Hi,
In one of my packages, I have join data from 2 data sets. The problem is 'Join' requires both dataset to be sorted and I can't sort one dataset without 'sort' transformation. The real problem is since I have to sort 65million records, the sort operation sucks always. The other option is using 'Lookup', but since I have to do 'Range Lookup', it is taking hours and hours to process less # of records.
My question is, is there any other way, I can do join of 2 datasets without sorting

How to join 2 datasets without sorting
pjmvn
Correct. If the data is not sorted when it enters the pipeline then you will need to SORT it prior to the MERGE JOIN.
-Jamie
elemr
HTH, Jens Suessmeyer.
Malmer
Jamie - I don't think it is completely true. Merge join definitely needs ordered data sets to do the join but that is not the case with the loop or Hash match.
So I think having to sort the data for SSIS (Be it in DB or using Sort Transformation) is an extra overhead that one could live without. Infact in cases where the dataset is reasonably large this (sort) is a bottleneck.
Bob_Sullivan
Any join operation requires a sort. This is not specific to SSIS. If you do a join in a relational database then under the covers sorting will occur. The difference in SSIS is that you explicitly do the SORT yourself. This is a GOOD thing because if the data is already sorted then you have no need to do the SORT.
-Jamie
chaza
the fact that something can be done in ssis doesn't necessarily mean that it ought to be done. sorting millions of records in ssis is probably a bad idea unless the machine executing the package has many processors and a ton of memory. an alternative to using ssis to sort records is to load the records into a sql table and let the database engine sort the records.
Kamen
I'm not sure about avoiding sorting, but if you Must sort Large data and your performance is bad, take a look at this:
"High Performance Sorting for SQL Server Integration Services"
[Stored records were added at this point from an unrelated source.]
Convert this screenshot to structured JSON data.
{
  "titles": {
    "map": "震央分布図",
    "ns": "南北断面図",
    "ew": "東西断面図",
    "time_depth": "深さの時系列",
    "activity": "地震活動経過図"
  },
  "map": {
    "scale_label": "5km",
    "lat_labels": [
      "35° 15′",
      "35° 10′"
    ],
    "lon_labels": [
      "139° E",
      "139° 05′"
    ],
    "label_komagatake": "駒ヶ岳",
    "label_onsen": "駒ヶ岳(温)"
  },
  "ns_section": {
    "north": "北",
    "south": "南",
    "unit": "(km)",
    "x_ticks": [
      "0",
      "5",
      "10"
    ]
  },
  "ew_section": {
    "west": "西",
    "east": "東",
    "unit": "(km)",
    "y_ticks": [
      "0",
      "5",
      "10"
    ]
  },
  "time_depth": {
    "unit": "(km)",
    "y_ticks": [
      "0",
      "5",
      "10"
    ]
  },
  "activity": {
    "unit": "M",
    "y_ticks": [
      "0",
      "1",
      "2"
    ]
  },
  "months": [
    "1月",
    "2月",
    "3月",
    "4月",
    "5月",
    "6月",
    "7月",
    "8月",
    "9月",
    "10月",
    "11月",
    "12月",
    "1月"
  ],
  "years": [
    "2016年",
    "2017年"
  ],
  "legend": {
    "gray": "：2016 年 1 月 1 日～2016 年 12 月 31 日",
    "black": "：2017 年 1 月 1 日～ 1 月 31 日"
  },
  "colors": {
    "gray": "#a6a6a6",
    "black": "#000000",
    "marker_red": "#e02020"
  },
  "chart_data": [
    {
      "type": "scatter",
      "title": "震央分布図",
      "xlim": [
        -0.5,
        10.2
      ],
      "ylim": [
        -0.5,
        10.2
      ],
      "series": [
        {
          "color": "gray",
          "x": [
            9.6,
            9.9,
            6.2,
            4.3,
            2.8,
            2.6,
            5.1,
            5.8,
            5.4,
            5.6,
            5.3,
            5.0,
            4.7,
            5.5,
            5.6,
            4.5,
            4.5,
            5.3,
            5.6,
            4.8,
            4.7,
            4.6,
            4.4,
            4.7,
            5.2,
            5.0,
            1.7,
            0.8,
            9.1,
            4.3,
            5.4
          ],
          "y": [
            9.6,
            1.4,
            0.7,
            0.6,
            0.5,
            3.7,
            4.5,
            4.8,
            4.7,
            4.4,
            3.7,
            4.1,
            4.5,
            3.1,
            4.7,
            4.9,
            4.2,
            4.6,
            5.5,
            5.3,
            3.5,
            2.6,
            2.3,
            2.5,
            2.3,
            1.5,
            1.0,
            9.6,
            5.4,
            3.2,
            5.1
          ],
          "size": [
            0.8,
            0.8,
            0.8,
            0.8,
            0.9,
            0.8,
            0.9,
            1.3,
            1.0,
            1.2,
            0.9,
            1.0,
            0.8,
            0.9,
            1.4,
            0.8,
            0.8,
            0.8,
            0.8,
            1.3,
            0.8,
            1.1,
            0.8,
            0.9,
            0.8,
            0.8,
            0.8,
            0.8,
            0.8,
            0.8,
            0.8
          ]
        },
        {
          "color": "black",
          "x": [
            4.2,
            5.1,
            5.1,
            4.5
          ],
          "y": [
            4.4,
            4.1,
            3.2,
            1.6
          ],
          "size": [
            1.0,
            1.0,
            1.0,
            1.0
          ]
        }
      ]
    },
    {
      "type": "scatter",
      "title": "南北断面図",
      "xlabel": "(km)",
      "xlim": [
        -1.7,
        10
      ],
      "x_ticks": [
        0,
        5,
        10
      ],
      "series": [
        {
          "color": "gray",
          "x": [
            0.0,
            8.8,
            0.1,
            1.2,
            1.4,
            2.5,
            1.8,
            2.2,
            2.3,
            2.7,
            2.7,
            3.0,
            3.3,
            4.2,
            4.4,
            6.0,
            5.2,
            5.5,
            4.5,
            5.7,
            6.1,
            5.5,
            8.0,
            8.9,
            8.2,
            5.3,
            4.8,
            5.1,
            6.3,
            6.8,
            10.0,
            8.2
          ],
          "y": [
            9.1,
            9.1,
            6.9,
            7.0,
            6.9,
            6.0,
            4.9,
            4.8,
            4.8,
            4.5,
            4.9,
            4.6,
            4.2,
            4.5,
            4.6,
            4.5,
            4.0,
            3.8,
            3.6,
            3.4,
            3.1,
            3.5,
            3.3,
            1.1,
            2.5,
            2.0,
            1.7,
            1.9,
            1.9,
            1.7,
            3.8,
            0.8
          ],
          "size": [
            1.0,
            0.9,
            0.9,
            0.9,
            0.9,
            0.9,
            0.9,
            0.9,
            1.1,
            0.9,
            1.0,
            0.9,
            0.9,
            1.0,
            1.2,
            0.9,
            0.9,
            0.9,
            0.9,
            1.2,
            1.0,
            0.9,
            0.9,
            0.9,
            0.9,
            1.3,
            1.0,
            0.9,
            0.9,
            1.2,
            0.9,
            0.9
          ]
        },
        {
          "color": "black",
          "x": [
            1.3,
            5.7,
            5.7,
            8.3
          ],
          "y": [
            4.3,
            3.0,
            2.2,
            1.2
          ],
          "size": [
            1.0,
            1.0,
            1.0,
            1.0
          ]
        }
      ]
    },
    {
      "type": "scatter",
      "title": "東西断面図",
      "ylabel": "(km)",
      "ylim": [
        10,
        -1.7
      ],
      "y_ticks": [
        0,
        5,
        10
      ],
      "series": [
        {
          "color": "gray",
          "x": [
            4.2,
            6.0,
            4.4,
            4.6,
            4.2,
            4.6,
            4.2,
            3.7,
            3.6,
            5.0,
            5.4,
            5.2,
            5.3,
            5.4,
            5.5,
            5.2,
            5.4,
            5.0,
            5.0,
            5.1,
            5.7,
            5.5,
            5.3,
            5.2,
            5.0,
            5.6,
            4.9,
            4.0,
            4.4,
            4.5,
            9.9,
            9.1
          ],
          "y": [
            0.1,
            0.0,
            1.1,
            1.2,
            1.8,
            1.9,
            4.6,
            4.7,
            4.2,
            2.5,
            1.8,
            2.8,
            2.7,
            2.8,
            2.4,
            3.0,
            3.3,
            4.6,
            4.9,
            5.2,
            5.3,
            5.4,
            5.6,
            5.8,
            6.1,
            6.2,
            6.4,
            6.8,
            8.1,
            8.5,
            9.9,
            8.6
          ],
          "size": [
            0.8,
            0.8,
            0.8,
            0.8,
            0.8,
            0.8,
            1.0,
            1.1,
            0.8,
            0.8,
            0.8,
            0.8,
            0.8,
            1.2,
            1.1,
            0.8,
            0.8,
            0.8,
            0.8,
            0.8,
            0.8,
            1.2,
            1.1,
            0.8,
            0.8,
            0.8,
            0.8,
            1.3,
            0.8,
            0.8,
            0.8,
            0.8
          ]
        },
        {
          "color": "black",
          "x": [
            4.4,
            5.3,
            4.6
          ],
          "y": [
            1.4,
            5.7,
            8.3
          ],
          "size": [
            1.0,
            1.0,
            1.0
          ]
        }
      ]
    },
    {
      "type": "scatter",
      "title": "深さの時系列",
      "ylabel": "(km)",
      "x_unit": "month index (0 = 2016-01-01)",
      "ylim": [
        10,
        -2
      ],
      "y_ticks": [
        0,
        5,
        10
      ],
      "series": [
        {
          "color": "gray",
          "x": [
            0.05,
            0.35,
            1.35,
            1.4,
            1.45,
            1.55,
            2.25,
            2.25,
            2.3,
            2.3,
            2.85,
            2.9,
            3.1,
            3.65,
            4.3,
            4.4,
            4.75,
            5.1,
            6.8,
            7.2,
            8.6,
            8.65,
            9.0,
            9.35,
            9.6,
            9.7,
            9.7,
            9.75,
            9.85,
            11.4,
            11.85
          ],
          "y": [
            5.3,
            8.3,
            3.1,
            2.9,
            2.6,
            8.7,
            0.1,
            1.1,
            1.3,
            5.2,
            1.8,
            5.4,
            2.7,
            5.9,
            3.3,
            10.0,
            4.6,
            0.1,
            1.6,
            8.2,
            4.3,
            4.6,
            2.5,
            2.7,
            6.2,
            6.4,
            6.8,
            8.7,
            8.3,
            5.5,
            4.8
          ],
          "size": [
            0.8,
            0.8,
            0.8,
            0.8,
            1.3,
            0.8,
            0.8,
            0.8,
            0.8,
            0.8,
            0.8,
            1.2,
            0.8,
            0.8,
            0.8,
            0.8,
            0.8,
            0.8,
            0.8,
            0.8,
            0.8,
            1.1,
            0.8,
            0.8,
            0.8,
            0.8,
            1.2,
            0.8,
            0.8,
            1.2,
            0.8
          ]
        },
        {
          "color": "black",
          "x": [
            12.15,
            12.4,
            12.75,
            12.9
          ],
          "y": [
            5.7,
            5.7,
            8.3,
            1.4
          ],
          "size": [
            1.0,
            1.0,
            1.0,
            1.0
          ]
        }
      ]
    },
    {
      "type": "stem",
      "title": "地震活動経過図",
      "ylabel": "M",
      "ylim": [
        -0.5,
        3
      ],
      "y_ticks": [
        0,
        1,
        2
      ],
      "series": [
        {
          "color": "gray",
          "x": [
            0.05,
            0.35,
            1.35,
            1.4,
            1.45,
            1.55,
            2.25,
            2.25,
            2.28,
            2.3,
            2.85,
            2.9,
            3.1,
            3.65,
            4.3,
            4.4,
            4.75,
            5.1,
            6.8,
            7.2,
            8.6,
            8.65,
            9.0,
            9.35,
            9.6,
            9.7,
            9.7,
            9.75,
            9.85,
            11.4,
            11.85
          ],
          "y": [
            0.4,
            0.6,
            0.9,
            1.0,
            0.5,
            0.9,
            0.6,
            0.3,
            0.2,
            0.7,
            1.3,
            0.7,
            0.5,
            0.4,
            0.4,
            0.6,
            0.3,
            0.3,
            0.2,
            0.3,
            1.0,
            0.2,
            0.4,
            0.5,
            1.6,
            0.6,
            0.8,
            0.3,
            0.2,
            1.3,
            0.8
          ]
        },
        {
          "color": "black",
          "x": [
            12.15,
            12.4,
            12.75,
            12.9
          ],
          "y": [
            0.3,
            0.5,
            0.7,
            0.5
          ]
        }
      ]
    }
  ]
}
http://www.ordinal.com/ssis.html
Phantisy
Just curious as to why we need to sort it when I don't really need it to be
I don't necessarily care for Merge Join I could be happy with Nested or Hash.
ianpender
I have the same question, so does that mean that there is no way to join without sorting
dlevers
Hi,
Thanks for your reply. My problem is I am using a script component for one of the dataset and its 100% sure that the output can not be in sort order. So, if I set the 'IsSorted' property of the script component output to 'true', then I am getting very few records which are the output of the first buffer only.